Standard Distribution (items >= replicas): Items are divided into roughly equal chunks, with the last replica receiving any remainder items.
Sparse Distribution (items < replicas): Each of the first N replicas gets exactly one item (where N = number of items), remaining replicas get empty results.

PARAMETER	DESCRIPTION
`iterable`	The iterable to distribute across replicas. TYPE: `Iterable[T]`
`replica`	The replica number using 1-based indexing. Must be >= 1 and <= total. Defaults to REPLICA_ID environment variable. TYPE: `int` DEFAULT: `int(get('REPLICA_ID', '1'))`
`total`	The total number of replicas. Must be > 0. Defaults to REPLICA_COUNT environment variable. TYPE: `int` DEFAULT: `int(get('REPLICA_COUNT', '1'))`

RETURNS	DESCRIPTION
`Iterator[T]`	Iterator[T]: An iterator yielding items assigned to this replica.

RAISES	DESCRIPTION
`ValueError`	If replica < 1 (1-based indexing expected).
`ValueError`	If replica > total (replica cannot exceed total replicas).
`ValueError`	If total <= 0 (must have at least one replica).

Note

This function is designed for use in canfar containerized environments where REPLICA_ID and REPLICA_COUNT environment variables are automatically set.
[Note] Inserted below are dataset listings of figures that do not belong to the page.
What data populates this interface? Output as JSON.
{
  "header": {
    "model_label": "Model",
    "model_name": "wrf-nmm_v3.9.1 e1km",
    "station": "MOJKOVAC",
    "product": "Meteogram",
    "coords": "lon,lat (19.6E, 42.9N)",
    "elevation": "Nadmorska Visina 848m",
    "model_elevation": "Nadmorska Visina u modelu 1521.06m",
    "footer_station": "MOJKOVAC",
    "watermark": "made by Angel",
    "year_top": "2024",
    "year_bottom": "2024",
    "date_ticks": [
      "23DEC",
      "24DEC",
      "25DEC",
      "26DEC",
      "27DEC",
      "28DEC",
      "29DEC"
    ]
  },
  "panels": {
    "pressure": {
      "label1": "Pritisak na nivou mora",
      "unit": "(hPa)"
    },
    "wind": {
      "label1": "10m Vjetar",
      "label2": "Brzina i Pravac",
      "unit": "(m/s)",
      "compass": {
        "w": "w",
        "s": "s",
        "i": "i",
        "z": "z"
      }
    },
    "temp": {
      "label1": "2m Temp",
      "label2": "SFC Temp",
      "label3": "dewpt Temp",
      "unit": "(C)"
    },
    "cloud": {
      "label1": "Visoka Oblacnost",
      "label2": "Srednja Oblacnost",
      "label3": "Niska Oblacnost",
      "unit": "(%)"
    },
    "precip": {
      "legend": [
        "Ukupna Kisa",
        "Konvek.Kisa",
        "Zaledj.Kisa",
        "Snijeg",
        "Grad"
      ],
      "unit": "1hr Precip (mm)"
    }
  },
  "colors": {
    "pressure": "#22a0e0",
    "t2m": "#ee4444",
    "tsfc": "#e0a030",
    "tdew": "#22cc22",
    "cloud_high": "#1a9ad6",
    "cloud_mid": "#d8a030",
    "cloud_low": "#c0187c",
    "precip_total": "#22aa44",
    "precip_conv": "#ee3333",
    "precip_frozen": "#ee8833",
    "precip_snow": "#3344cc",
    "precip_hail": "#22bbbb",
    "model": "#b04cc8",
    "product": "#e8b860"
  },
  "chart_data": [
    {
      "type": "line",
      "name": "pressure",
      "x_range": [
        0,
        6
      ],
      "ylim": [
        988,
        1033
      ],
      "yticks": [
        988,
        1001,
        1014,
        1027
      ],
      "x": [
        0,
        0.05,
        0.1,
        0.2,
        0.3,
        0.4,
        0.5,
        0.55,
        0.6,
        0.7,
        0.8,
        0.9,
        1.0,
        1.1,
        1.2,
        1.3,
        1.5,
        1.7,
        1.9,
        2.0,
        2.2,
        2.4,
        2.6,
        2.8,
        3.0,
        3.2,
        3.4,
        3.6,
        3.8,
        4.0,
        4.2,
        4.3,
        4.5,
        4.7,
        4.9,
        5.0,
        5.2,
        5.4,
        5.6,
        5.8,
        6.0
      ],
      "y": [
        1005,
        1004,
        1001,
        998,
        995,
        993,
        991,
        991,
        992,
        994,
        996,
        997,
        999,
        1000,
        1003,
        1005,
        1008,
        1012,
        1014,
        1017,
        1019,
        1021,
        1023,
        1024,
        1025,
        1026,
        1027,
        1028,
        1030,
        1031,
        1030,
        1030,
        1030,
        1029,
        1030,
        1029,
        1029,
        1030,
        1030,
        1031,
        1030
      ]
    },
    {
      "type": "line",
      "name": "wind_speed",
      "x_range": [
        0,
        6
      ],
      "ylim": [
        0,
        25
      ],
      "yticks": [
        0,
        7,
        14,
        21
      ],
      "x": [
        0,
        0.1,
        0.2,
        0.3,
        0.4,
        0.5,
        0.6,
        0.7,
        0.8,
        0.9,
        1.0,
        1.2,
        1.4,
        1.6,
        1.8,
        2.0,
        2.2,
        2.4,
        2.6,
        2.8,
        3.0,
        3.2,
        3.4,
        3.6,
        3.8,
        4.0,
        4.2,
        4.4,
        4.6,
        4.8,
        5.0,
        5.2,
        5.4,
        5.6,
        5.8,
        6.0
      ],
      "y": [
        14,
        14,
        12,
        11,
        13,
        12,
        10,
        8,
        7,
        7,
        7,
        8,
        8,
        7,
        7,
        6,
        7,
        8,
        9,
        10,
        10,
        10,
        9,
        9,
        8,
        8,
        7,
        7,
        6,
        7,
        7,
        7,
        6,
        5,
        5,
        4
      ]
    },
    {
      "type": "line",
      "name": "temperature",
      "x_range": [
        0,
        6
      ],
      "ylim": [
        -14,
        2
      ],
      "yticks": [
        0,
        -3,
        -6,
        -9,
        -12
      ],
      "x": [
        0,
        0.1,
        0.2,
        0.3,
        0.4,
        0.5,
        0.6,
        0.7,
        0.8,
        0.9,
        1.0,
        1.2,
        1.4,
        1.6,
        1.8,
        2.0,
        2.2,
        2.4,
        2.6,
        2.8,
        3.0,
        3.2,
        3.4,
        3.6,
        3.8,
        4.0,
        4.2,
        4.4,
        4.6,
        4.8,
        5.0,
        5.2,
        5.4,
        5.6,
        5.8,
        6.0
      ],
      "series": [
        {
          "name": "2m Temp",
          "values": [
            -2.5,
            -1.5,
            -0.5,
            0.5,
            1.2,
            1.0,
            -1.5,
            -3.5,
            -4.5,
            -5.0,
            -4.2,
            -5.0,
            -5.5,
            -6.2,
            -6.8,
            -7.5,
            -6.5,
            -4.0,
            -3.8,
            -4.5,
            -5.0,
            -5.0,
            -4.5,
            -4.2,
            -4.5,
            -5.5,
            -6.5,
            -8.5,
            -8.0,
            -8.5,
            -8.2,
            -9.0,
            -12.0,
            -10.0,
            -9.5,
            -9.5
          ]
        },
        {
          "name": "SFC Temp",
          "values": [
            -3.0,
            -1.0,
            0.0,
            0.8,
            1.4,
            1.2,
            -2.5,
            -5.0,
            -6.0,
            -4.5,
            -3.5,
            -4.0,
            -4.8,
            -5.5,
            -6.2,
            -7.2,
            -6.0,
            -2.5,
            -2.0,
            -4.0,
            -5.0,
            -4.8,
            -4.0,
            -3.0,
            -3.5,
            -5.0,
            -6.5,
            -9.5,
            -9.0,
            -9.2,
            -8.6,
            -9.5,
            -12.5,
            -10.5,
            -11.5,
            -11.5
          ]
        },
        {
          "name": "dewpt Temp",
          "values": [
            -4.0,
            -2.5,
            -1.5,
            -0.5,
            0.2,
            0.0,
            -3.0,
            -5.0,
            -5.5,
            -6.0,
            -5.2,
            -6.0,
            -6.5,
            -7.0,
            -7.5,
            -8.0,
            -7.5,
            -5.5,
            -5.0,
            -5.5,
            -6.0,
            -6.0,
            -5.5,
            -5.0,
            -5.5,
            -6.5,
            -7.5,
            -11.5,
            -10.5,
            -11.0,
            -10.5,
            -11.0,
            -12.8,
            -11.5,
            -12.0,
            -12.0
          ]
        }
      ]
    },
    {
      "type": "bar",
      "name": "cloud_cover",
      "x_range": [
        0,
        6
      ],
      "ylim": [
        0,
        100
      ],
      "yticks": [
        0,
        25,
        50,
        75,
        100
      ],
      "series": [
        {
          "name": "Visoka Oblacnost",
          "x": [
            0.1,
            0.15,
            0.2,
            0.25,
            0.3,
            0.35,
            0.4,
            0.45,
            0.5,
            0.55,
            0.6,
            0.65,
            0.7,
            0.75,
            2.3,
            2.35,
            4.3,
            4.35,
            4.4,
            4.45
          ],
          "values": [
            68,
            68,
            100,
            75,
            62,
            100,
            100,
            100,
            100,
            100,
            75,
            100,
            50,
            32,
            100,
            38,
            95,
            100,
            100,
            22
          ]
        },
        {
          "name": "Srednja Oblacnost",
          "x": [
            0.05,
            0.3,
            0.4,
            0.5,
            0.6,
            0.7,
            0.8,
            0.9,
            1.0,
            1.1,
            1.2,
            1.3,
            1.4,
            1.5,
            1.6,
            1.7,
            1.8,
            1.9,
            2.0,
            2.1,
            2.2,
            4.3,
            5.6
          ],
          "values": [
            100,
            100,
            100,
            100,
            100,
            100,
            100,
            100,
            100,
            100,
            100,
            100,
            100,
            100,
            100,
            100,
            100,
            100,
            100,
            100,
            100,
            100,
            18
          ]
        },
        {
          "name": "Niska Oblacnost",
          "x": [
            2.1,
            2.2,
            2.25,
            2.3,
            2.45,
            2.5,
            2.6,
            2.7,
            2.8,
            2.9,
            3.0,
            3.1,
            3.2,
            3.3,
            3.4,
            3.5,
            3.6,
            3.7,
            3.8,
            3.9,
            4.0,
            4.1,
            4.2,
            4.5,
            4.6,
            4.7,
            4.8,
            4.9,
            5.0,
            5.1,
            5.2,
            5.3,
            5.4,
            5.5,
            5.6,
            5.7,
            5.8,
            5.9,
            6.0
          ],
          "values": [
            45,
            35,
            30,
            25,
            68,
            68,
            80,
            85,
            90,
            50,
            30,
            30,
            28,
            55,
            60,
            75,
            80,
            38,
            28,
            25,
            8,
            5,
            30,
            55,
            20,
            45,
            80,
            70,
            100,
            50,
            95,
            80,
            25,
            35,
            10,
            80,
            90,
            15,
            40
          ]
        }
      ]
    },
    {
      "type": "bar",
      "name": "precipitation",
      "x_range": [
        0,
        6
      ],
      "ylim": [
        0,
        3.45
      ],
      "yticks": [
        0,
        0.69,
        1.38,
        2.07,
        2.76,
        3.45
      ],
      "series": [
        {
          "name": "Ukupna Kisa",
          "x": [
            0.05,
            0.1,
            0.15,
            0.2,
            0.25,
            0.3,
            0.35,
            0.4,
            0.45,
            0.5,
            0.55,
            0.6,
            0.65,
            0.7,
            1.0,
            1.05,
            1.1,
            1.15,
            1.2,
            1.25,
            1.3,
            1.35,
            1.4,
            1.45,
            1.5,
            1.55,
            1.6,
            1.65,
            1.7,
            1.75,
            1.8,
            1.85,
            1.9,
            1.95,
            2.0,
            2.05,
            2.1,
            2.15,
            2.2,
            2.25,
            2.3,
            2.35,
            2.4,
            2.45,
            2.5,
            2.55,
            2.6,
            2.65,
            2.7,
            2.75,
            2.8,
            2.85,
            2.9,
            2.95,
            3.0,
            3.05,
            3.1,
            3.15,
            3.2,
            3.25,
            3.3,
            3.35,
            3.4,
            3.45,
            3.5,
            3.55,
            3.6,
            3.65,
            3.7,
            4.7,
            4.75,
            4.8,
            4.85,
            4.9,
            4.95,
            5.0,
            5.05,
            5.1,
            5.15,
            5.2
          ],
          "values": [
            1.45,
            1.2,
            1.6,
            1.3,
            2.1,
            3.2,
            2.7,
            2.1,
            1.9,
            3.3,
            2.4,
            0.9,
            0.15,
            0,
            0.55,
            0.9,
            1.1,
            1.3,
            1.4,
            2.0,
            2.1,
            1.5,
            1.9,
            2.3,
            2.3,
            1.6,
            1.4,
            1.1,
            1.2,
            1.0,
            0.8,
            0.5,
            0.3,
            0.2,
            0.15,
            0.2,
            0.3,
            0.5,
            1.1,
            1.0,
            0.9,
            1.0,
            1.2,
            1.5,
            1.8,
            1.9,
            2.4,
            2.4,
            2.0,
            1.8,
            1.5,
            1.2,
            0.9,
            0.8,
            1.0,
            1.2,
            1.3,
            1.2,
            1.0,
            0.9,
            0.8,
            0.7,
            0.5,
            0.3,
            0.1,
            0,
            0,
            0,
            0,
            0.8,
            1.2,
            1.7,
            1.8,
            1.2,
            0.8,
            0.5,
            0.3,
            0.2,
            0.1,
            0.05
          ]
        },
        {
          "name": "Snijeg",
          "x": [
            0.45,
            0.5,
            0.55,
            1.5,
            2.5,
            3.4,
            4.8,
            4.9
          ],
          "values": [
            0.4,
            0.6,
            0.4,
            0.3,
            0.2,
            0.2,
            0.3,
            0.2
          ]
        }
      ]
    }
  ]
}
The 1-based indexing matches the container environment expectations.

For optimal performance with large datasets, consider using this function with iterators rather than converting large datasets to lists beforehand.

When items < replicas, the sparse distribution ensures no replica receives an unfair share - each item goes to exactly one replica, and excess replicas receive empty results rather than duplicating data.